Ending the Hyde Amendment could rewrite abortion access in the U.S. by dramatically expanding available federal funding for abortions. Had it ended in 2018, 14.2 million women who were enrolled in Medicaid and of reproductive age could have used federal dollars to help cover the cost of an abortion, according to a Kaiser Family Foundation analysis. The impact would be particularly huge for women of color, who are more likely to be on Medicaid and have higher rates of unintended pregnancies and abortion when compared to white women, Kaiser’s analysis found.
But when it comes to abortion in the U.S., even a figure as powerful as the president is constrained in what he can do on the state level—and that’s exactly where the fight over abortion access has played out.
Over the last decade, abortion opponents have passed hundreds of regulations that hacked away at access to the procedure. As of January 22, lawmakers in 17 states have prepared more than 80 abortion restrictions for the 2021 legislative session, according to the Guttmacher Institute, which tracks abortion restrictions. Last week, a lawmaker in Republican-dominated Mississippi introduced a bill that would make anyone who performed or attempted an abortion guilty of murder; anyone who even provides information about how to get an abortion could face up to 10 years in prison and a $25,000 fine. (If it passes, it will almost certainly be challenged in court; other state bans on abortion have already been halted by legal challenges.)
State legislators’ rush to attack abortion this year is likely fueled by their belief that the courts will be on their side. Not only is the federal judiciary now riddled with Trump appointees, but Trump was also able to nominate conservatives Amy Coney Barrett, Brett Kavanaugh, and Neil Gorsuch to the Supreme Court. Barrett, in particular, has repeatedly indicated her personal opposition to abortion; three weeks ago, in her first abortion case since joining the nation’s highest court, Barrett agreed to restore restrictions on abortion-inducing pills.

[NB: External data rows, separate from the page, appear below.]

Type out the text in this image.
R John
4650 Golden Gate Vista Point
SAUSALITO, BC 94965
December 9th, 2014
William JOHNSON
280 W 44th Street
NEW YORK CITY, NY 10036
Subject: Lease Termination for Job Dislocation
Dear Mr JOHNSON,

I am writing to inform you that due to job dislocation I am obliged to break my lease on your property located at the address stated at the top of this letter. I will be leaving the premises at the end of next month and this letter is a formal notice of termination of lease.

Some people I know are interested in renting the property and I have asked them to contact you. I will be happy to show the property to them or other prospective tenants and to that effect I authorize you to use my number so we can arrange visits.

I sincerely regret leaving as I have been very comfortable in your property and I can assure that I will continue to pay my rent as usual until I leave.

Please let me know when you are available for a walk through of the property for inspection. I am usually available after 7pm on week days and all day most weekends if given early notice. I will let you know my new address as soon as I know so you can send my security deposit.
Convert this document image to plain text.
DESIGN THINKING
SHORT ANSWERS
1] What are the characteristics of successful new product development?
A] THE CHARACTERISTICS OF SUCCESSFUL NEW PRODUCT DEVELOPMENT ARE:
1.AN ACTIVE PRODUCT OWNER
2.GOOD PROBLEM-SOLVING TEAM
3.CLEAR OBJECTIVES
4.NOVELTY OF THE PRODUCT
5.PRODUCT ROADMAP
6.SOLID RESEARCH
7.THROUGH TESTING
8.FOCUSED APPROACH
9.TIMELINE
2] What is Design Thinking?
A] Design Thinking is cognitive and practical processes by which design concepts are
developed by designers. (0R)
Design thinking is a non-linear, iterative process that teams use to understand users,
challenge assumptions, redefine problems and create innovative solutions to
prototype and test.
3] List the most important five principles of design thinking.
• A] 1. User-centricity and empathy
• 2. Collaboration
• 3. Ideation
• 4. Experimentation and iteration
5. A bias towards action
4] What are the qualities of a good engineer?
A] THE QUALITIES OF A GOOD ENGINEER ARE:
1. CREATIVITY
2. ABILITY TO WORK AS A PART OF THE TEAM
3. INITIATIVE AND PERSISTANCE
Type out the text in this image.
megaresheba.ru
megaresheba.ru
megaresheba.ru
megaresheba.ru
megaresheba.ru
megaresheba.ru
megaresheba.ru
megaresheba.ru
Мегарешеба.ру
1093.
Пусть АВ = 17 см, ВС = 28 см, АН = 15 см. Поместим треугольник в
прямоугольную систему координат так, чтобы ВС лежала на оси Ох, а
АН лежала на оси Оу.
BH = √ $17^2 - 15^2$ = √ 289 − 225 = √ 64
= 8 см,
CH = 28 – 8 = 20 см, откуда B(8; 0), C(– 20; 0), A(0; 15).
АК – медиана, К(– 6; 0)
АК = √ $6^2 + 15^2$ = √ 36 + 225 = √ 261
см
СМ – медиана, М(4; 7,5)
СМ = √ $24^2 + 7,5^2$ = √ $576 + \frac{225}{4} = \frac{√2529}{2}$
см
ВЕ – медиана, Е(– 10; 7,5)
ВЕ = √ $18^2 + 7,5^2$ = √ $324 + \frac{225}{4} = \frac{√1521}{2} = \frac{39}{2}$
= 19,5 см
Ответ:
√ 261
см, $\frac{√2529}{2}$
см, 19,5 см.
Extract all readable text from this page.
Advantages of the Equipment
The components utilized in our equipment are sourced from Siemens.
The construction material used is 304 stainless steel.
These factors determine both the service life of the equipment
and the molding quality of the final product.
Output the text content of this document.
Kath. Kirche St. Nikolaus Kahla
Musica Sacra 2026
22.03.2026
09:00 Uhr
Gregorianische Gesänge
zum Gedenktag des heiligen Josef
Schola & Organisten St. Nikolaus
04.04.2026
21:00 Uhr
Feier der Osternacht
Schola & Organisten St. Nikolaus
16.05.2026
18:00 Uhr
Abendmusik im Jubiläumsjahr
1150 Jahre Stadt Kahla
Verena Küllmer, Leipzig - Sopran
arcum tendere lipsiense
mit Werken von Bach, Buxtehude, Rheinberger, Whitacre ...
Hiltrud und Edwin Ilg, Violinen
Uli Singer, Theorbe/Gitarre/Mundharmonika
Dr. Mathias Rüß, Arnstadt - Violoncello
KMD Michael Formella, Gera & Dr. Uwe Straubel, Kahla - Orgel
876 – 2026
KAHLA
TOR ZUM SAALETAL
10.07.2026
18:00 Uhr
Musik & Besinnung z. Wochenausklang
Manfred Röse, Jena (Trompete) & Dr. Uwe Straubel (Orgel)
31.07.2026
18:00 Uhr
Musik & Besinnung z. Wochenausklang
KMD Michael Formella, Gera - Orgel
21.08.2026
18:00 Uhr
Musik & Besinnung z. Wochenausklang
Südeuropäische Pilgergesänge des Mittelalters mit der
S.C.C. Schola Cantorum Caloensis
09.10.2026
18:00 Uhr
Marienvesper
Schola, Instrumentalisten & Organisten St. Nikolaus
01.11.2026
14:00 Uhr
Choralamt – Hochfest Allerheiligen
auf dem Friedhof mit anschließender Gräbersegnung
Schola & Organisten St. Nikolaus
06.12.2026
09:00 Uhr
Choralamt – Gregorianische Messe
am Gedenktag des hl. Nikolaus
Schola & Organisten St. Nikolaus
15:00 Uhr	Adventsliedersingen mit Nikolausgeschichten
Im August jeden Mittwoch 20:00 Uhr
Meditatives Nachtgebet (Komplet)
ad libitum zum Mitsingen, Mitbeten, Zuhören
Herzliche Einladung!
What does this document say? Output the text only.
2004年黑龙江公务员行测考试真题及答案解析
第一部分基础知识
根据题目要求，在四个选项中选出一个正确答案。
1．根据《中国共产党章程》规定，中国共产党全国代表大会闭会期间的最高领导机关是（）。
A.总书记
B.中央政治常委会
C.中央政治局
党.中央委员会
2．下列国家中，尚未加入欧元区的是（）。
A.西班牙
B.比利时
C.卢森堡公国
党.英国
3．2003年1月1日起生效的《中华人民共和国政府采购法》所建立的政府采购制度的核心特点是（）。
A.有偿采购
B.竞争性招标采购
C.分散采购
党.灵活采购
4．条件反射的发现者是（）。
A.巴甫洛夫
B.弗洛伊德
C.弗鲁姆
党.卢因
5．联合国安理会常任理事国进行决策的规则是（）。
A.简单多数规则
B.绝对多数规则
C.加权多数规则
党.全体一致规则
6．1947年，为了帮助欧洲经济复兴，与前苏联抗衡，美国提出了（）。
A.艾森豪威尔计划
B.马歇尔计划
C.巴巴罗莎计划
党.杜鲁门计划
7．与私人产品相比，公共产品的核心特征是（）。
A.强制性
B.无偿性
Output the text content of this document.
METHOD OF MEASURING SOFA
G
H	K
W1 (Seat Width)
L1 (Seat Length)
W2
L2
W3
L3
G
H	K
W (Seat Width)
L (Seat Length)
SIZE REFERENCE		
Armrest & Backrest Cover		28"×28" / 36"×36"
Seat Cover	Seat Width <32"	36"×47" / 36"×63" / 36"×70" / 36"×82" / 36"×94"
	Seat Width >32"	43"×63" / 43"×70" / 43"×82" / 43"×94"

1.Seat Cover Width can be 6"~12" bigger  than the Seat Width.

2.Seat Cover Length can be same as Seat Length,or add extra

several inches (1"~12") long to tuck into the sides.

Which brings us to the looming shadow of Roe v. Wade, the 1973 Supreme Court decision that legalized abortion nationwide. With a comfy 6-3 conservative majority on the Supreme Court, abortion rights advocates fear for the ruling’s survival.
During his campaign, Biden promised to “codify” Roe—which is often used as a shorthand for legalized abortion—in anticipation of a Supreme Court attack on the ruling. Although that theoretically means Biden would back a federal law legalizing abortion, any further specifics on what that law would look like are unclear. What is clear, though, is that such a law would be deeply polarizing and unlikely to pass, even in a Democrat-controlled Congress. If it did, having the legal right to an abortion is not the same as being able to get one.
And despite his administration’s early work early work on revoking abortion “gag rules,” advocates worry that Biden will falter as a champion for abortion rights.
On Friday, on the 48th anniversary of the Roe Supreme Court decision, the Biden White House released a statement affirming its commitment to making sure that people have “reproductive health care.”
The statement didn’t mention the word “abortion.”